O atraso nas turmas é mais uma das irregularidades envolvendo ONGs credenciadas no programa. O Jornal da Tarde e o Estado informaram que outras entidades cadastradas no MEC têm turmas fantasmas de salas de aula e atrasam salários.
Há um caso de preso foragido da Justiça inscrito como alfabetizador. ONGs da capital paulista receberam R$ 20 milhões para alfabetizar alunos a partir de 15 anos, mas parte do dinheiro pode estar indo para o ralo.
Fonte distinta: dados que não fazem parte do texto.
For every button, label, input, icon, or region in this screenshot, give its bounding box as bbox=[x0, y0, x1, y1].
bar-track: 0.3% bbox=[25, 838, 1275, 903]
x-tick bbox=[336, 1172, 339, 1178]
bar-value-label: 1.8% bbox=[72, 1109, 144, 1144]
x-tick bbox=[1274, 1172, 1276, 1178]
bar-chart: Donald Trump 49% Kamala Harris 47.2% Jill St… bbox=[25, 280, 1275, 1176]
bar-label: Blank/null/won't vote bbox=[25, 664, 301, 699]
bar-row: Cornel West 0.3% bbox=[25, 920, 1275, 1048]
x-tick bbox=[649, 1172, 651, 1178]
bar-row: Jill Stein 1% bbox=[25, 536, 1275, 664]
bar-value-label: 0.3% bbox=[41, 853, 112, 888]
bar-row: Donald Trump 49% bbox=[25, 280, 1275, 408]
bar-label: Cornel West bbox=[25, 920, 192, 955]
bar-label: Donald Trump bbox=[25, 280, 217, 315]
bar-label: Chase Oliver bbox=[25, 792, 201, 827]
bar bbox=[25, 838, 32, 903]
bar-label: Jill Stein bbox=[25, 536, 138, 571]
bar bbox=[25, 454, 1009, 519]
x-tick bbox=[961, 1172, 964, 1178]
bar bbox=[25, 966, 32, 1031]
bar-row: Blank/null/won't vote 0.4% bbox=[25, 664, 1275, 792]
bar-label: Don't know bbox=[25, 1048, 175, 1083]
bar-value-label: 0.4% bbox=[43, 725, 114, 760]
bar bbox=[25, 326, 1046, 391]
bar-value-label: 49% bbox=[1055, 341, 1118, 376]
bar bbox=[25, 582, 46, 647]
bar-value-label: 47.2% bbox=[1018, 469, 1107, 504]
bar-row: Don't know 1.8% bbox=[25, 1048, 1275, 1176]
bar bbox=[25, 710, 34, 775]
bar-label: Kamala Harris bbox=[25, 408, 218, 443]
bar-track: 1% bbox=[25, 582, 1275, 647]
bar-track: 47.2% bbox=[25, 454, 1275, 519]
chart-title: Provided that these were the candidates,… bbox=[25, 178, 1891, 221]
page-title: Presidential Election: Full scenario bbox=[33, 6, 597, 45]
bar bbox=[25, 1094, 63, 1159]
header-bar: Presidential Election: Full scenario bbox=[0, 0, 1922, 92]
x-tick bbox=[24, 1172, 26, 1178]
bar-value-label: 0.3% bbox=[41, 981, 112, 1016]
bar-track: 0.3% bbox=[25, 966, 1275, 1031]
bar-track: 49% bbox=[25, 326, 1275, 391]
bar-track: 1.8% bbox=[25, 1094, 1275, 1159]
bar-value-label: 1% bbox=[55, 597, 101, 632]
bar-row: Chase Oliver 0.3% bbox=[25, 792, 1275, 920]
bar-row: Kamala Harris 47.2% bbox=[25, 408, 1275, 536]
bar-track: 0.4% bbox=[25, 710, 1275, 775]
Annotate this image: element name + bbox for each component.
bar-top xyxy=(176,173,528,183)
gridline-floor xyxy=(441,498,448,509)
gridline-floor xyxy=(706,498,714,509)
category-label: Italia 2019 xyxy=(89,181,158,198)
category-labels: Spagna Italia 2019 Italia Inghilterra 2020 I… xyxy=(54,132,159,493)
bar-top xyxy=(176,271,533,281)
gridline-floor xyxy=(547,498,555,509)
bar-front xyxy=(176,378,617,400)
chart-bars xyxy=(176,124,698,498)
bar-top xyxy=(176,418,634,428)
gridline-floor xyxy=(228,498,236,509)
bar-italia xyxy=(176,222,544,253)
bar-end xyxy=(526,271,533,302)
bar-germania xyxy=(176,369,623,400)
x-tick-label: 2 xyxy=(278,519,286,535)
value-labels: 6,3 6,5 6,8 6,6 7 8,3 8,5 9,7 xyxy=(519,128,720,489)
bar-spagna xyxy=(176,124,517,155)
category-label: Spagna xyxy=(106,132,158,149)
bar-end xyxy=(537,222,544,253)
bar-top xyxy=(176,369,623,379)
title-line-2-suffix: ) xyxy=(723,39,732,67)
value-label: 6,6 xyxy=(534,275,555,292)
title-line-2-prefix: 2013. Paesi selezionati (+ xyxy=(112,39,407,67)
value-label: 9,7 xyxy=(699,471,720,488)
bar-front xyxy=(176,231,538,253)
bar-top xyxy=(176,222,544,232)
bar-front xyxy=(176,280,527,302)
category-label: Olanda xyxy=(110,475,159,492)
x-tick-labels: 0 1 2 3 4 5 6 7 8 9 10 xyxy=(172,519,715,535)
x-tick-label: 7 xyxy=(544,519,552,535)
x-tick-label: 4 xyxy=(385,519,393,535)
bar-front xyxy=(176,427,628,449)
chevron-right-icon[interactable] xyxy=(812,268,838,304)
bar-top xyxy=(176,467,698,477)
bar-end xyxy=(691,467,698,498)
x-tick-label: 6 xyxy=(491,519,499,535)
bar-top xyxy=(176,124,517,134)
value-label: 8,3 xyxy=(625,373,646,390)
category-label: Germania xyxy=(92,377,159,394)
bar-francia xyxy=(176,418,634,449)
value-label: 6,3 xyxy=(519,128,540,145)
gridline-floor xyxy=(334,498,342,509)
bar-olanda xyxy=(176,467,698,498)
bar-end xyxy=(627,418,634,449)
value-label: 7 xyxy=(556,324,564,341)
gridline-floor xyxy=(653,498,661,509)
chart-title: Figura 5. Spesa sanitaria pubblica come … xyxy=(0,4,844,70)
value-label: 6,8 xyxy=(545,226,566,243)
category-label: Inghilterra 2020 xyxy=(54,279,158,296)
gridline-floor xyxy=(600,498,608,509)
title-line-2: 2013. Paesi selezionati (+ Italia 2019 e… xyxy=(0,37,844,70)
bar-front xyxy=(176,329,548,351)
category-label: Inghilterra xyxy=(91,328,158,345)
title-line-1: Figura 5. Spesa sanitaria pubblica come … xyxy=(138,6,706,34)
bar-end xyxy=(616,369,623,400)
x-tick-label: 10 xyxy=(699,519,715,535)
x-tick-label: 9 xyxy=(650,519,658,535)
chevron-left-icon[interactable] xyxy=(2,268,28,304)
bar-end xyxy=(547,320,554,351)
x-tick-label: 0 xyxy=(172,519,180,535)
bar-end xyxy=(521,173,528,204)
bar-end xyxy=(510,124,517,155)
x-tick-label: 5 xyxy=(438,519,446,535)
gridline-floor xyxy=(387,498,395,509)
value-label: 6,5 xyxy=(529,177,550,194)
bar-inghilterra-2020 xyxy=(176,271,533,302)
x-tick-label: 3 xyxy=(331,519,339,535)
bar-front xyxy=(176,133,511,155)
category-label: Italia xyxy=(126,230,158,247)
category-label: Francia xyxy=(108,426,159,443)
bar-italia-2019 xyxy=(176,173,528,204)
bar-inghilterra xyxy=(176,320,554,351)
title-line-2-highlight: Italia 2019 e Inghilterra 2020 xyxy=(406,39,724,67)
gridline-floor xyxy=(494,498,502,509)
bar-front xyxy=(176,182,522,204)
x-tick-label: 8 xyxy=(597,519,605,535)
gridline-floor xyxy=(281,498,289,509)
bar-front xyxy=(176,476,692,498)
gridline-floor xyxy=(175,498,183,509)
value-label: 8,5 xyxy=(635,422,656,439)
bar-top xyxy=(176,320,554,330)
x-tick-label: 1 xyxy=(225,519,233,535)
As turmas cadastradas na Rua Francisco Homem del Rei são um exemplo do atraso nos cursos da ADS. Ali, funciona a Associação dos Amigos do Jardim Aracati, usada em comercial do governo para divulgar o Brasil Alfabetizado.
Na propaganda oficial, um personagem canta o jingle: “Para aprender a ler/Para isso, não tem hora/Pode ser de dia, pode ser de noite, pode ser agora.” Neste ano, porém, ainda não houve aulas.
De acordo com Francisca Valda da Costa, uma das responsáveis pela entidade, os alfabetizadores aguardam o curso de formação da ADS, que deve ocorrer apenas na primeira quinzena de julho - só então as aulas devem começar.
A ONG, porém, informou ao Sistema Brasil Alfabetizado que as aulas começaram em 1º de dezembro.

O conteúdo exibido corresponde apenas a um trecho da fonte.